Ahimsa is traditionally non-harming or non-violence, in order to develop a sense of connection to all living things.
As a firm believer in starting with what you can actually change – i.e. yourself, that’s what I’m going to invite my students to work on. (It’s a life-long project, so don’t panic). Perhaps if we start in the class, they can take it over into every day life.
- We ought to look after ourselves and not harm ourselves physically, mentally or emotionally.
- We ought to like ourselves (that’s a tough one, isn’t it, but it shouldn’t be)?
- How can we be of benefit to others if we don’t take care of ourselves?
In a yoga class we are reminded that Patanjali stressed that yoga asana should consist of steadiness and ease (2,46). (We could get into a debate here about what Patanjali actually meant about steadiness and ease in Asana, but let’s not). So I’m going to invite my students to adopt a posture – triangle for example – to the edge of its availability, but then to come back a bit to the point where steadiness and comfort allow them to hold it without straining. And then observe what it feels like. From here they are free to feel the breath moving in the body and track the flow of energy.
At that point, we should practice another aspect of Ahimsa – don’t pronounce judgement upon yourself. Are you your own fiercest critic? Is anything you do ever good enough? Shouldn’t you just crawl under a rock and be a slug? Is this harmful?
(I recently listened to one of Jack Kornfield’s teachings in which he suggested that we investigate the source of our judgemental mindset and then name it. I am a very opinionated and judgemental person and I definitely get that from my late mother. These days when I find myself pronouncing on something I thank my mum for her contribution and then I try to let go of it.
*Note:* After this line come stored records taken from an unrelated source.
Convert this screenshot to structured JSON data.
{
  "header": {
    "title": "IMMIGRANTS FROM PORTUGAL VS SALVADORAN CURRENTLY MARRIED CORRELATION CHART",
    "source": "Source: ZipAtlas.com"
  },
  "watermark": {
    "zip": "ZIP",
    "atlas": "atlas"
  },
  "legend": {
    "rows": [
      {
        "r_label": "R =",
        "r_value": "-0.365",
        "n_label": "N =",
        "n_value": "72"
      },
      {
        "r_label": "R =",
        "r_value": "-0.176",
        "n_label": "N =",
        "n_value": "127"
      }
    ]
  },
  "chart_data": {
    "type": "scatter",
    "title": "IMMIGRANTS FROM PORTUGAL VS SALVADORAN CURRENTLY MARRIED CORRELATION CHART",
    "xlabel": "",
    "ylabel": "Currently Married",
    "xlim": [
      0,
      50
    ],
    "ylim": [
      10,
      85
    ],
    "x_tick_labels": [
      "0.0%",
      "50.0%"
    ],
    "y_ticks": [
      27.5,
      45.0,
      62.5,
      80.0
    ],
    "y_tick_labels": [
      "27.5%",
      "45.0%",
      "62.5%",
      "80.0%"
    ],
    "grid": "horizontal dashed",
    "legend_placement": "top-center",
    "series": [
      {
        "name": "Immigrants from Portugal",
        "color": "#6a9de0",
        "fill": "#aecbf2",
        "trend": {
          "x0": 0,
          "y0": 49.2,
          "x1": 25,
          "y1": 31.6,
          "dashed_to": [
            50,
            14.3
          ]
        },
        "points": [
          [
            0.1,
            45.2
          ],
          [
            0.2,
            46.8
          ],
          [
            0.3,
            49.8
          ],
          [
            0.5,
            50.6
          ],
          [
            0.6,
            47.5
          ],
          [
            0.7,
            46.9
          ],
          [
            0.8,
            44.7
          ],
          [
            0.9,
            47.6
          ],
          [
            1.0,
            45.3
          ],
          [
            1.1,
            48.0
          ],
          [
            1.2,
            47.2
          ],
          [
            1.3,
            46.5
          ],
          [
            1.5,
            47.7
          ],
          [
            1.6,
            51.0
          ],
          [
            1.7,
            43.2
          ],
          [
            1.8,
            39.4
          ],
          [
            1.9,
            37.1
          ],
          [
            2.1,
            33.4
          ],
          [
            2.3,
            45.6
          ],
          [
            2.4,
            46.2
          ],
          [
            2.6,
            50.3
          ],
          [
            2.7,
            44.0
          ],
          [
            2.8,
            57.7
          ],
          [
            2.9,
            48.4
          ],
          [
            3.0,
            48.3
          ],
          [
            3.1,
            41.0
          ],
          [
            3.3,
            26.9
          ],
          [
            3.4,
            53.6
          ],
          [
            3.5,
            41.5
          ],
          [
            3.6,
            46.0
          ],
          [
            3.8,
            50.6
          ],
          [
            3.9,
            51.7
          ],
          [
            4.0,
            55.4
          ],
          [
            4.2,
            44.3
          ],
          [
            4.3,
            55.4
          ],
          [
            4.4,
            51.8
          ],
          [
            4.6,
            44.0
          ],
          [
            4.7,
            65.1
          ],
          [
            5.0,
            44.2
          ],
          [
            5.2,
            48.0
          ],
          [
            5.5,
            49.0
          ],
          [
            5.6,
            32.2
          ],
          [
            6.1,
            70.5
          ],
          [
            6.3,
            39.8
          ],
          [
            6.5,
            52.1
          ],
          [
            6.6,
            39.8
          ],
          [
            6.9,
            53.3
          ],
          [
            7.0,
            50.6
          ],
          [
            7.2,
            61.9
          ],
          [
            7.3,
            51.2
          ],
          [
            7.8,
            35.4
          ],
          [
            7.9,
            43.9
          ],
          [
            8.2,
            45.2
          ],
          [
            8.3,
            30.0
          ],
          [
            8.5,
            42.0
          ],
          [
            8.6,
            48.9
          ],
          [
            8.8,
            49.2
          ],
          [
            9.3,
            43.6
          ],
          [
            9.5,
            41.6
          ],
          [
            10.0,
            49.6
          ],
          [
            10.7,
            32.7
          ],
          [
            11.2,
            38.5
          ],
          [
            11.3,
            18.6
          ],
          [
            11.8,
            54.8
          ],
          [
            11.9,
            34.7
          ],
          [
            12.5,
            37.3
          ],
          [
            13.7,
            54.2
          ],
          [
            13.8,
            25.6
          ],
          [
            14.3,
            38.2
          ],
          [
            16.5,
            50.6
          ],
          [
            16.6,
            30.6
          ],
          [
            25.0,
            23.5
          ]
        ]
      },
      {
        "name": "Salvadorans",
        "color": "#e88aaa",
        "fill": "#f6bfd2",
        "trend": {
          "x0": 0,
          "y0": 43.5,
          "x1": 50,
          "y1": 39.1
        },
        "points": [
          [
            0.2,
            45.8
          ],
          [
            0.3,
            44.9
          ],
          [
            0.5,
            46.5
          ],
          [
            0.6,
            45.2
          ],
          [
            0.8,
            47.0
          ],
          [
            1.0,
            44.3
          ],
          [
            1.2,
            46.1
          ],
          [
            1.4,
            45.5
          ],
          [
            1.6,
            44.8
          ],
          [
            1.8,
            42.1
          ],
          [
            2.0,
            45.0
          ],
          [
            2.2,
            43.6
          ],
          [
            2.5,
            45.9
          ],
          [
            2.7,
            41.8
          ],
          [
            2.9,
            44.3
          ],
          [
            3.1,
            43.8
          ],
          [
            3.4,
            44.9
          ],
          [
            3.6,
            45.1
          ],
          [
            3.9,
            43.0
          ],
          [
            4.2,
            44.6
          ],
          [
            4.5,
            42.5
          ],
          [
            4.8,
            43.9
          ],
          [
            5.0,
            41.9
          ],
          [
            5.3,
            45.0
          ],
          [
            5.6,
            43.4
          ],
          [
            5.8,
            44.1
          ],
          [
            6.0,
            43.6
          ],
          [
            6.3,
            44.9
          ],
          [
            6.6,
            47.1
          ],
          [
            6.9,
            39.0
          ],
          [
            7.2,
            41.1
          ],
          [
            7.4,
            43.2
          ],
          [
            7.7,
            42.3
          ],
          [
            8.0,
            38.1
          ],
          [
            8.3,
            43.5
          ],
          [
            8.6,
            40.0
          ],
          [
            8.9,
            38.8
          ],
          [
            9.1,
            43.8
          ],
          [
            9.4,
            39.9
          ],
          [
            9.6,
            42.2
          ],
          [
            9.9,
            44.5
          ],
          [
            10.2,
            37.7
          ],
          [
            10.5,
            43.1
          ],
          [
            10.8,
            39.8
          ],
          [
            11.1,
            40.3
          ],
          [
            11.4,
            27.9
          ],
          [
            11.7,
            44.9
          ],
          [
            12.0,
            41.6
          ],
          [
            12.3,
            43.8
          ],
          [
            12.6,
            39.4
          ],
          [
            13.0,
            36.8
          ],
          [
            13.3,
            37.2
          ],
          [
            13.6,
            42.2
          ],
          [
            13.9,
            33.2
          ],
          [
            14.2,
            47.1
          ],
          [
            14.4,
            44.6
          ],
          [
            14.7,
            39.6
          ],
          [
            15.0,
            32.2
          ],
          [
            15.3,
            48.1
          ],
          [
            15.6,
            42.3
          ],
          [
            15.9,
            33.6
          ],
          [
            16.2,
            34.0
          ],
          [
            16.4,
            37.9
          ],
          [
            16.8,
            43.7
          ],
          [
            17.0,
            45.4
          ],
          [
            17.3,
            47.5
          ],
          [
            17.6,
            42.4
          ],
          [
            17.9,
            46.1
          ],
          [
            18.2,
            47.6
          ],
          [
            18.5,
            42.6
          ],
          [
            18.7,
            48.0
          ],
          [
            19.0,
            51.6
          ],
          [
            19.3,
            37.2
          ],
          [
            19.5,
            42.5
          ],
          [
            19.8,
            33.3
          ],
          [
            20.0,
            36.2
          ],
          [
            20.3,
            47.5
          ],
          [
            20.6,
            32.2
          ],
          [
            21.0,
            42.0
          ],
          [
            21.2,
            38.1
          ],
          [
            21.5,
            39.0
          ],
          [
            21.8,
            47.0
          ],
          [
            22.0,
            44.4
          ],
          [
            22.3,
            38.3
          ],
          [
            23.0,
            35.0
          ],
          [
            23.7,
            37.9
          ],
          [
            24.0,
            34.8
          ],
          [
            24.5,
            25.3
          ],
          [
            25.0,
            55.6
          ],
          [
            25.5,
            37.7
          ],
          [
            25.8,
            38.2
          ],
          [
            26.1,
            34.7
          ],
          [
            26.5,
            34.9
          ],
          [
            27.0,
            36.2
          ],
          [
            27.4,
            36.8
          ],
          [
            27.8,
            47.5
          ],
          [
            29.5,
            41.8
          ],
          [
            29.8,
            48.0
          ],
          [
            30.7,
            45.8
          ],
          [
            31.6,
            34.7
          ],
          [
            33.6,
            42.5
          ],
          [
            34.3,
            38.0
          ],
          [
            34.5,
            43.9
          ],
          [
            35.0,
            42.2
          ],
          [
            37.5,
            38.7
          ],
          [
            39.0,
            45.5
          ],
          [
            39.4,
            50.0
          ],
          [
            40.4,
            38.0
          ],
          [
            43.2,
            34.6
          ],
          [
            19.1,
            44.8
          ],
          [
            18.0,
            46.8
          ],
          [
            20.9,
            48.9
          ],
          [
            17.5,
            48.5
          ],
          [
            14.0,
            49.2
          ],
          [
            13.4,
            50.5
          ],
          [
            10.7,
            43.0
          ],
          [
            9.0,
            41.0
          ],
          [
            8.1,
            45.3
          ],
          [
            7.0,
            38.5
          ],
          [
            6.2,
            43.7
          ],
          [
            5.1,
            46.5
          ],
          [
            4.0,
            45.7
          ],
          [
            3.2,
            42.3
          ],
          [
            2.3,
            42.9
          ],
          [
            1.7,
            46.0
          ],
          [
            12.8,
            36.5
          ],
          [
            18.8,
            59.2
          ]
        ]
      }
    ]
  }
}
I don’t remember to do it every time, of course, but I have told my kids about this strategy and now if I forget and start sounding off about something or other, my kids might say ‘Granny is at your shoulder, my dear!’. That stops me in my tracks.) You could try this.. Give your inner critic the name of its originator and remind yourself that this ISN’T YOU.
Of course it isn’t – because YOU are lovely!
(I have to say that this idea of coming back from the limits of a posture isn’t originally mine – but I can’t remember who taught it to me. Thank you, whoever you are. Nor do I remember which one of Jack Kornfield’s teachings the naming strategy came from, but you can find Jack at jackkornfield.com and recordings of his teachings are widely available).